The man leans out and with a glint in his eye said “I’ve got a better idea, let’s pretend we’re married.” “Why not,” giggles the woman. “Good,” he replies. “Get your own blanket.”
Or is it that what were petty differences that were overlooked in the beginning or outnumbered by the similarities start to grow in importance or size like the pupil of the eye? As one man said, “When I got married I thought I had found Miss Right. How could I know that her first name was ‘Always’?”

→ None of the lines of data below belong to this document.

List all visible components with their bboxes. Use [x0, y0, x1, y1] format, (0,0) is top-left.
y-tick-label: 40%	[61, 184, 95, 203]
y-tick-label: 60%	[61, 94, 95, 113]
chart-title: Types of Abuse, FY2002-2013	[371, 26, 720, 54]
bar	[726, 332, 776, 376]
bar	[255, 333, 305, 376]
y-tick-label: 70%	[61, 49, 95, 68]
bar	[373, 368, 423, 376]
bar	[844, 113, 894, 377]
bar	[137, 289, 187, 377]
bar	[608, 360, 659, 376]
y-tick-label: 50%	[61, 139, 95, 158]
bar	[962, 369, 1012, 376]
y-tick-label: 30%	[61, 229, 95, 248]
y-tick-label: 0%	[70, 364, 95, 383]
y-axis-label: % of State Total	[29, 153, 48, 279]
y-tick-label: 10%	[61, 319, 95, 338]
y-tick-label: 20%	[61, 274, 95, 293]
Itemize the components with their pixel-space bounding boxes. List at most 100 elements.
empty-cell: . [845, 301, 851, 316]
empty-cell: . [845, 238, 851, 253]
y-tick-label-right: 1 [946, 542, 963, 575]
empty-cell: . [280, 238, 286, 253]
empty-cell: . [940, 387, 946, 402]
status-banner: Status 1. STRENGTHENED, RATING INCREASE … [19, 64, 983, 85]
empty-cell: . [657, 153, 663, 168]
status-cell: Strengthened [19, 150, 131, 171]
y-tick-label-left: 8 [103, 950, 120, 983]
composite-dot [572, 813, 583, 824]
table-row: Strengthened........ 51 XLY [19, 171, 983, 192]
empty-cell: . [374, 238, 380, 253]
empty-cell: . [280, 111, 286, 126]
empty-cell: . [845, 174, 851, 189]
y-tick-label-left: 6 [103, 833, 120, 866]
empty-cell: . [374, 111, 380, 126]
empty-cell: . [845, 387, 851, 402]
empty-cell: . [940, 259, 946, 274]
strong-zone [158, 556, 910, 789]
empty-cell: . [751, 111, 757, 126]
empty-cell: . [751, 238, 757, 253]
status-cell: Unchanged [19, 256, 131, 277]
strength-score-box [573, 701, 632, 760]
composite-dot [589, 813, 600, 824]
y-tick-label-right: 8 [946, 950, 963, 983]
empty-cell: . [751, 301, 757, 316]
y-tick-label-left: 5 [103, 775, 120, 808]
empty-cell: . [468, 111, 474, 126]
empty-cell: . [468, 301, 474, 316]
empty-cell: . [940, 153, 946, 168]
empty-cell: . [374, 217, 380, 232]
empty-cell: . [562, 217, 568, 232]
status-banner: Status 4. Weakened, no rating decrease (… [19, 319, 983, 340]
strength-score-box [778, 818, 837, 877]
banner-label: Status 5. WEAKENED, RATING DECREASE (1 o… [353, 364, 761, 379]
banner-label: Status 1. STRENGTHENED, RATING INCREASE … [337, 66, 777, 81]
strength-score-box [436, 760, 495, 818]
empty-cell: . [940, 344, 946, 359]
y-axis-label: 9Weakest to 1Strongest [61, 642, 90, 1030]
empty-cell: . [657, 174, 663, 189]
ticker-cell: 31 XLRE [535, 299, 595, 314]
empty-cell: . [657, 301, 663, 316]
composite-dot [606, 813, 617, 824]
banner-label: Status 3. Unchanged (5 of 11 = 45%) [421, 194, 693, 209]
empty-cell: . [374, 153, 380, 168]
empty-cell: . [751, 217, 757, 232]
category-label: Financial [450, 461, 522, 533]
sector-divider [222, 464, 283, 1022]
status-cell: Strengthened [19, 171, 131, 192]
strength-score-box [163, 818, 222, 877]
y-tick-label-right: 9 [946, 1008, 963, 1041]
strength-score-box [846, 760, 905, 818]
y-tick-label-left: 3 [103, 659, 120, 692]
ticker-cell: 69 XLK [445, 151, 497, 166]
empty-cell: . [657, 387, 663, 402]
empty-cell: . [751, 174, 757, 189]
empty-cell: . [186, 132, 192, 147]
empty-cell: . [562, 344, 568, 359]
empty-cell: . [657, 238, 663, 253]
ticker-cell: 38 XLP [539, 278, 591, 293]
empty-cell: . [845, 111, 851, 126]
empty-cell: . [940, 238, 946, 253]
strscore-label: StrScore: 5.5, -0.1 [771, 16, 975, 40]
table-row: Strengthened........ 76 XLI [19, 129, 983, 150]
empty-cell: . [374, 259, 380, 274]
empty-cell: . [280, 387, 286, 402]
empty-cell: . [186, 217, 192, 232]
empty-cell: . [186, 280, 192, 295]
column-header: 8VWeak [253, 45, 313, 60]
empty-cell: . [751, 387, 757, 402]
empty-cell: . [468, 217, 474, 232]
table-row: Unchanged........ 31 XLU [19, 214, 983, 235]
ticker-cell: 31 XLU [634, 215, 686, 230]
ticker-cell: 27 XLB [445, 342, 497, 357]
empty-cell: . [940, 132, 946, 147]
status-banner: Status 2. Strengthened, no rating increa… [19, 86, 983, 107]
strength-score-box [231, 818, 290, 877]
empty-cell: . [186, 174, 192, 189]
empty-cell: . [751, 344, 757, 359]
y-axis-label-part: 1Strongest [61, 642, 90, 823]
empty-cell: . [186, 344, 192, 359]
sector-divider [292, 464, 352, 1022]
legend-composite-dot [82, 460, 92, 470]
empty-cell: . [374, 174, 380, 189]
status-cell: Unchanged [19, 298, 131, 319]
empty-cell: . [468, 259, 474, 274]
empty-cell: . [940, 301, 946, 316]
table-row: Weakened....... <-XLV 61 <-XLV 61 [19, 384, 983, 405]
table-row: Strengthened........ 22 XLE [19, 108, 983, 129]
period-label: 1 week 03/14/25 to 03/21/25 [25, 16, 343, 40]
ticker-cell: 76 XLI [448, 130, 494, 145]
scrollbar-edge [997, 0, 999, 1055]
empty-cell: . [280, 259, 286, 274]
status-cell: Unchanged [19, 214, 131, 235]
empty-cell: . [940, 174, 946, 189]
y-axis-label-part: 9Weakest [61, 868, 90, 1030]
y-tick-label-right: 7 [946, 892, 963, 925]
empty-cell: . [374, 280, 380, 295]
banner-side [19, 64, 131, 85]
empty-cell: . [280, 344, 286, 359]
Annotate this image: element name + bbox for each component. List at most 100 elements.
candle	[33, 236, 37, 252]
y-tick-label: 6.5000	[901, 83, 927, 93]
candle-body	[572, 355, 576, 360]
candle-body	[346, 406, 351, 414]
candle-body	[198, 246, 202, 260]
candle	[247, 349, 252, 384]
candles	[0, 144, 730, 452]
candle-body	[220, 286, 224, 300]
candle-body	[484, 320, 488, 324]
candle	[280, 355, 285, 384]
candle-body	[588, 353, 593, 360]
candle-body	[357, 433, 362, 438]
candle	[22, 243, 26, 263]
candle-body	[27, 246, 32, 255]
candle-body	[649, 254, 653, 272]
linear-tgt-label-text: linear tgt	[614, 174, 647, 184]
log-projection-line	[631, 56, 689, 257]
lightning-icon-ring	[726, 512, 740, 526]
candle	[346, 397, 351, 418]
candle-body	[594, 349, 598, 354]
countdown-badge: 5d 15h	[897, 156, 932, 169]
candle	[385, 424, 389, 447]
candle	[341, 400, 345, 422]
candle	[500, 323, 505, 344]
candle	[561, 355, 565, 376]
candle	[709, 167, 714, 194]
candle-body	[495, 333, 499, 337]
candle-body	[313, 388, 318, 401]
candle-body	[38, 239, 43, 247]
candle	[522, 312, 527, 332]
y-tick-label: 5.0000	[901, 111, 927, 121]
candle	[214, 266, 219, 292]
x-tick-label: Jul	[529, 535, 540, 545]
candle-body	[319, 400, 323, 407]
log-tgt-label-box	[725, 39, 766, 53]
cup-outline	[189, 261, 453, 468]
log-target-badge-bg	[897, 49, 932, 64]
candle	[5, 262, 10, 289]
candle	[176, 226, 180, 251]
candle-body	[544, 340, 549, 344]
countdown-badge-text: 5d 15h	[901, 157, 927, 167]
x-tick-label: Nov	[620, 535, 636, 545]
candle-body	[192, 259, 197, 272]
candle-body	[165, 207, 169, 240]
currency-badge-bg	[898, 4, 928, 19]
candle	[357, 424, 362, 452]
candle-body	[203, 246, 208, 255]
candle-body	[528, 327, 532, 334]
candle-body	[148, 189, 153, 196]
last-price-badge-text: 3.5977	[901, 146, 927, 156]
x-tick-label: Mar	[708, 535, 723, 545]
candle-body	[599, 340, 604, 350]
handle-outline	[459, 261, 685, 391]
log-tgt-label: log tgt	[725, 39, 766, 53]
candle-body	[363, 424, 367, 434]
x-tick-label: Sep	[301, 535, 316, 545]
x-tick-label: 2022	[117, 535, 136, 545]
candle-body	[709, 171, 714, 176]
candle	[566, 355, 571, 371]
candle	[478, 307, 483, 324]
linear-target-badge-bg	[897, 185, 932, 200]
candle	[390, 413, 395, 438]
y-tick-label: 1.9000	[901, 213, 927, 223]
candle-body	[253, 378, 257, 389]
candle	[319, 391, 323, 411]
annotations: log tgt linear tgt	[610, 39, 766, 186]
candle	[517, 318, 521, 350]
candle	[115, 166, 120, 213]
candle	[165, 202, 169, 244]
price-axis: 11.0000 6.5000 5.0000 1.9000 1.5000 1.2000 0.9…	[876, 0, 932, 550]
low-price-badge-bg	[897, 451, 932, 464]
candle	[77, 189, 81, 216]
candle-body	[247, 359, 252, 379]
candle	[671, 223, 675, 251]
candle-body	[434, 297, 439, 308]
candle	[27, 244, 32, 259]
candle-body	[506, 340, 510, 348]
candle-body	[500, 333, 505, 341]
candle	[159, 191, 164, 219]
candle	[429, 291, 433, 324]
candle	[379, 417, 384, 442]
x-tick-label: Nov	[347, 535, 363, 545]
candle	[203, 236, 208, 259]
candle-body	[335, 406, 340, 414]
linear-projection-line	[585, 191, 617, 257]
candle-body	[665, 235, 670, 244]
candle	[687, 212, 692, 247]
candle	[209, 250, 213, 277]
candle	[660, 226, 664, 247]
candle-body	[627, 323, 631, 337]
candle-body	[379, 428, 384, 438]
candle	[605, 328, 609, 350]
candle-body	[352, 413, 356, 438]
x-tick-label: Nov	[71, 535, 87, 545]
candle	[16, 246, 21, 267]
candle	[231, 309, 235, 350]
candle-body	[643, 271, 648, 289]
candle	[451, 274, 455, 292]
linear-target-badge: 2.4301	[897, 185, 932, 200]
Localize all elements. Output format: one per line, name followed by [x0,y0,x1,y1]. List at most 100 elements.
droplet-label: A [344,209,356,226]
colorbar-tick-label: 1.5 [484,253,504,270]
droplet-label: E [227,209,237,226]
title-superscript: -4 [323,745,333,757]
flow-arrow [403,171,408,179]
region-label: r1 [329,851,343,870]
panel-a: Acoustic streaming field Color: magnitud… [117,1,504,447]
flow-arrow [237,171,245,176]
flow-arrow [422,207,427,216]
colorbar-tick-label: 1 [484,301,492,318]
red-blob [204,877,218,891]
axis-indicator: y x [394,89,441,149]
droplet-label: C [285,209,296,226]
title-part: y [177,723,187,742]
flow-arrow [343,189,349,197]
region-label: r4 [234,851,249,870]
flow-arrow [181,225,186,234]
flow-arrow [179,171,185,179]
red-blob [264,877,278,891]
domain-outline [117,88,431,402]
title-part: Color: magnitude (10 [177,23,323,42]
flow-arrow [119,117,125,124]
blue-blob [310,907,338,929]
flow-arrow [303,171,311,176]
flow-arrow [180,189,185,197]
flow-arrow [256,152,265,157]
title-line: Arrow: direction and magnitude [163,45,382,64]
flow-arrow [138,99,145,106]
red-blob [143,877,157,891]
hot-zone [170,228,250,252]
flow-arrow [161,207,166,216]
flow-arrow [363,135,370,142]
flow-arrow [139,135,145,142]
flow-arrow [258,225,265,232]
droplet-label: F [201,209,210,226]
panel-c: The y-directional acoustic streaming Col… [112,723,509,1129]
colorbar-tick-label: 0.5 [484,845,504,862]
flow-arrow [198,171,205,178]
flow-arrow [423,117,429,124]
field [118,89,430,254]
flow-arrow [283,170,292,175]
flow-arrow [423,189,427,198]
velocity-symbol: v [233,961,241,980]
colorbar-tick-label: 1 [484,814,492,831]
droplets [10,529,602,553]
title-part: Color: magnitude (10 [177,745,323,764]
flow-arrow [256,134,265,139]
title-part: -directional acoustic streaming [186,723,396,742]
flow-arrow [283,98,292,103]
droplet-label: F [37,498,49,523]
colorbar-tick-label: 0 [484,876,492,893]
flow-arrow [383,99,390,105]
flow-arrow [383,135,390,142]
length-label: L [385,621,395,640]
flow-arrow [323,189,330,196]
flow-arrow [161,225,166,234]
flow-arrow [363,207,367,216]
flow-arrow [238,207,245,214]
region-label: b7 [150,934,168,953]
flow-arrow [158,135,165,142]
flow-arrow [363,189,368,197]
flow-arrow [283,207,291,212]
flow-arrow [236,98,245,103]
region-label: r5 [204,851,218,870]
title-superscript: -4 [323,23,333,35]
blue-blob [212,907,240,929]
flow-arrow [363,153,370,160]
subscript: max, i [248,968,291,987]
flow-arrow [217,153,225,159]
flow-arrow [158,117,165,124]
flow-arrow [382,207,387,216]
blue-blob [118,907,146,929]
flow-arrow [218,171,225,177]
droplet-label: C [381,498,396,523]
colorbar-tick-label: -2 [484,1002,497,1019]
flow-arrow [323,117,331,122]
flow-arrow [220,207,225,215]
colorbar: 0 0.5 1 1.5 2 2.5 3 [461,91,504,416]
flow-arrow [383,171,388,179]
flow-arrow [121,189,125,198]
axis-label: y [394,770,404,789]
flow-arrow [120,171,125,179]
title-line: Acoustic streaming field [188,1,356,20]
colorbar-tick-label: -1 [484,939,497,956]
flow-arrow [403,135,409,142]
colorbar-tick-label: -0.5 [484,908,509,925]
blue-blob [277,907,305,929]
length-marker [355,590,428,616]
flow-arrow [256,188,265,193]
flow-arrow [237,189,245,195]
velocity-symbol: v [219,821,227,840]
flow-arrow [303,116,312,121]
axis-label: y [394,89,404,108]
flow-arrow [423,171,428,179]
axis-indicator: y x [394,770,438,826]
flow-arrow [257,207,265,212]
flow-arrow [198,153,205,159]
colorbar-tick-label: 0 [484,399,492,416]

Then the situation deteriorates to the point of the couple in Italy who came upon a wishing well. The husband leaned over, made a wish and threw in a penny. The wife made a wish too, but she leaned over too much, fell into the well, and drowned. The husband was stunned for a moment but then smiled, “It really works!” However, you know it has reached rock-bottom when the insults become routine. For example, a husband told his wife, “Your butt is getting really big. It’s bigger than the barbecue grill!” Later that night, in bed, when the husband after a few beers made some advances towards his wife, she turned her back completely and wrapped the blanket tightly around her. The Lord of the Manor asked, “What’s wrong honey?” She replied, “Do you really think I’m going to fire up this big-ass grill for one little weenie?” This is when the genes, similarities and gloves all come off at the same time.
*Tony Deyal was last seen saying that even though all children who entered the world in the 1990s and later were born with a special mutated gene that enables them to know which buttons to push on electronic gadgets, the gene pool could still do with some extra chlorine.